6.2.4. En l'espèce, l'absence d'annonce à l'institution de prévoyance n'a certes pas eu d'effet sur l'affiliation de A.________, intervenue de plein droit dès le début des relations de travail (ATF 140 V 154 consid. 4.2.1). Il n'en reste pas moins qu'elle est étroitement liée à l'absence de paiement des cotisations de prévoyance professionnelle et responsable de la prescription (partielle) des créances originaires de cotisations (cf. consid. 7.4.3 infra). A cet égard, il n'est pas contesté que le défaut de paiement des cotisations de prévoyance professionnelle durant les rapports de service a eu un impact négatif sur l'étendue de la prestation de vieillesse de A.________ (ATF 140 V 154 consid. 7). Le comportement dommageable de l'EPFL, en tant que celle-ci n'a pas porté les rapports de service à la connaissance de l'institution de prévoyance ni payé les cotisations y relatives, s'est inscrit dans la durée et, comme l'ont retenu à juste titre les premiers juges, la continuité de l'acte, respectivement de l'omission, n'a été rompue qu'à l'expiration des rapports de service (au 30 avril 2008), au moment où l'employeur n'était plus tenu de verser des cotisations en faveur de A.________. Le fait qu'en septembre 2011, l'EPFL a versé les cotisations pour la période du 1 er janvier 1999 au 30 avril 2008 ne supprime pas rétroactivement le caractère en soi dommageable du comportement adopté jusque-là. On ne saisit d'ailleurs pas en quoi le Tribunal administratif fédéral aurait outrepassé le cadre du litige en fixant le point de départ du délai de péremption absolu hors de la période correspondant aux années de cotisations prescrites. En conclusion, en déposant sa demande de dommages-intérêts le 24 décembre 2014, A.________ a agi dans le délai absolu de dix ans.
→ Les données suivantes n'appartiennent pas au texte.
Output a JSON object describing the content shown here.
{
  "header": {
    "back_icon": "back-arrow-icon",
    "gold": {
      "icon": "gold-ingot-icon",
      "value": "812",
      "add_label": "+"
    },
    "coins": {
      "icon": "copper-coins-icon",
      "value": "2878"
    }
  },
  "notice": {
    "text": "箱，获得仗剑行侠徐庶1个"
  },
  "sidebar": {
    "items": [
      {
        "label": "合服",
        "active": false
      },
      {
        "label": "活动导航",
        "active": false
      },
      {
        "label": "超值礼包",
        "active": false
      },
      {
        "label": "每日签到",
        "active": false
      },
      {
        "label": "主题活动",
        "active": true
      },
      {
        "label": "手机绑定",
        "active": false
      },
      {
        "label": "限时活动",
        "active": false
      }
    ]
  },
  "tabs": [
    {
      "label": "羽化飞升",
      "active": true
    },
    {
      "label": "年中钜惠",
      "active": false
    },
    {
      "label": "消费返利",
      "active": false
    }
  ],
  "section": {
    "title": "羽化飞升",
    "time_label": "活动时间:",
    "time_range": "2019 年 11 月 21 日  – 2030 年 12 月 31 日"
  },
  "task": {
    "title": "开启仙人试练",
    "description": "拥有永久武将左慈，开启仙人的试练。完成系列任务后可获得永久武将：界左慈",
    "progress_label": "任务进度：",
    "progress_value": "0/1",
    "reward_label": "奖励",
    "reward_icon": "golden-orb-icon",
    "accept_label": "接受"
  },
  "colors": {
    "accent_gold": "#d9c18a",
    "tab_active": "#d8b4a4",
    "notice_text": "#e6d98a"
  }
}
Pour le reste, le respect du délai relatif de péremption n'est pas contesté par l'EPFL et il n'y a pas lieu d'y revenir.  
 
7.  
 
7.1. Les considérations des premiers juges sur l'existence d'un lien de causalité entre l'acte illicite (le défaut d'annonce et de paiement des cotisations) et le dommage ne sont pas davantage discutées par les parties. Il est à cet égard indéniable que la lacune de cotisations a influencé l'étendue de la prestation de vieillesse de A.________ - ce qui a été constaté à l'ATF 140 V 154 - et que si l'EPFL avait respecté ses obligations légales (cf. consid. 5.2 supra), A.________ aurait perçu et percevrait encore une prestation de vieillesse plus élevée.  
 
7.2. Il sied maintenant d'examiner la question de la faute propre de l'intéressé.  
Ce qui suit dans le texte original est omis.